YBA’s Tracey Emin is a say-it-like-she-means-it kind of gal, a cerebrally
inspired visionary who offers the underpinnings of her life as an art form.
When Charles Saatchi sold Emin’s My Bed for £ 2. 54 million in July to
German industrialist Count Christian Duerckheim, the Count described
the work as “a metaphor for life, where troubles begin and logics die.”
To great appeal (and controversy) he then loaned My Bed to the Tate
for a minimum of 10 years. In an exclusive interview, the intellectually
perspicacious Patricia Mora digs into the extraordinary mind of Emin
whilst she’s in the south of France in TRACEY EMIN: SPEAKING
SOFTLY. True to Emin’s neon work on the cover and for all indeed, The
Last Great Adventure is you.
Londoner, Neil Raitt, is the current Artist-in-Residence at GMF. Raitt’s
solo show opens this month in conjunction with London’s Hus Gallery.
Steve Carter tells us more about this irrepressibly baby-faced artist in
Hands Across the Water. In An Idea Of Thomas Heatherwick, Carter interviews
yet another genius Brit and explores his unprecedented namesake exhibit
Provocations: The Architecture and Design of Heatherwick Studio at the Nasher.
Local artists and gallerists are fittingly included in our departments: JD
Miller and Joshua King in Openings, Bob Malenfant in Contemporaries and
Erin Cluley with her new progressive gallery in Furthermore. Additionally
of note, Lee Cullum pays tribute to three forces of nature, Gail Thomas,
Natalie “Schatzie” Lee, and Zannie Voss, in The Athena Principle without
whom the cultural landscape would be a lot less vibrant. The Design
District gets graffitied with the opening of LAB ART Texas, a gallery
dedicated to street art. Check it out in Street Cred. Finally, Maxine Helfman
photographs our fashionably lost heroine in Looking For Marfa.

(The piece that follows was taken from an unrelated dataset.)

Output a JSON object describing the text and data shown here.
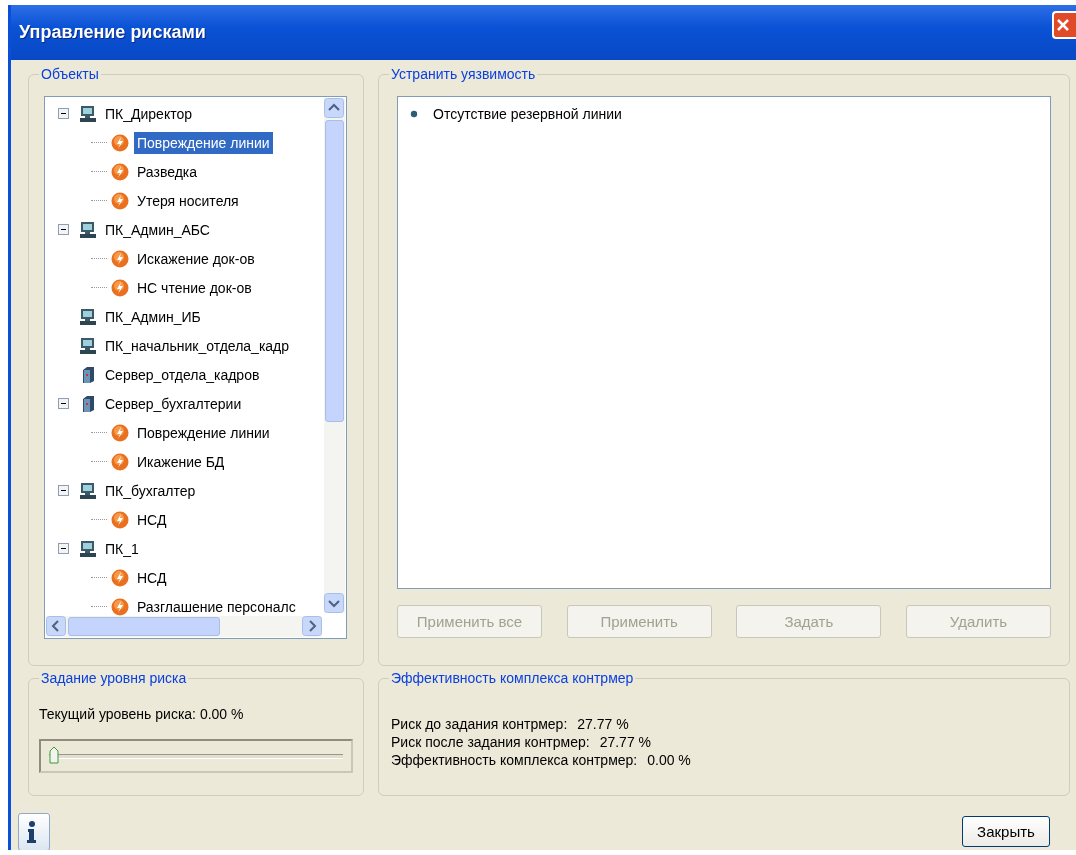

As one progresses from art perusing to art purveyor, one altruistic
“connector” remains evident, the British always revered the great European
genres, and collected with a royal’s passion. But the unique connector is
this: through their steadfast form of industry and Neo-Capitalism (which
we have perfected), they transferred to the States the desire to collect with
such energy that we have engendered much more original art forms than
we could hope for… And the American art revolution hardly takes a rest.
North Texas is firmly planted in the nation’s crossroads of contemporary
art. Thanks Great Britain, we have moved on nicely.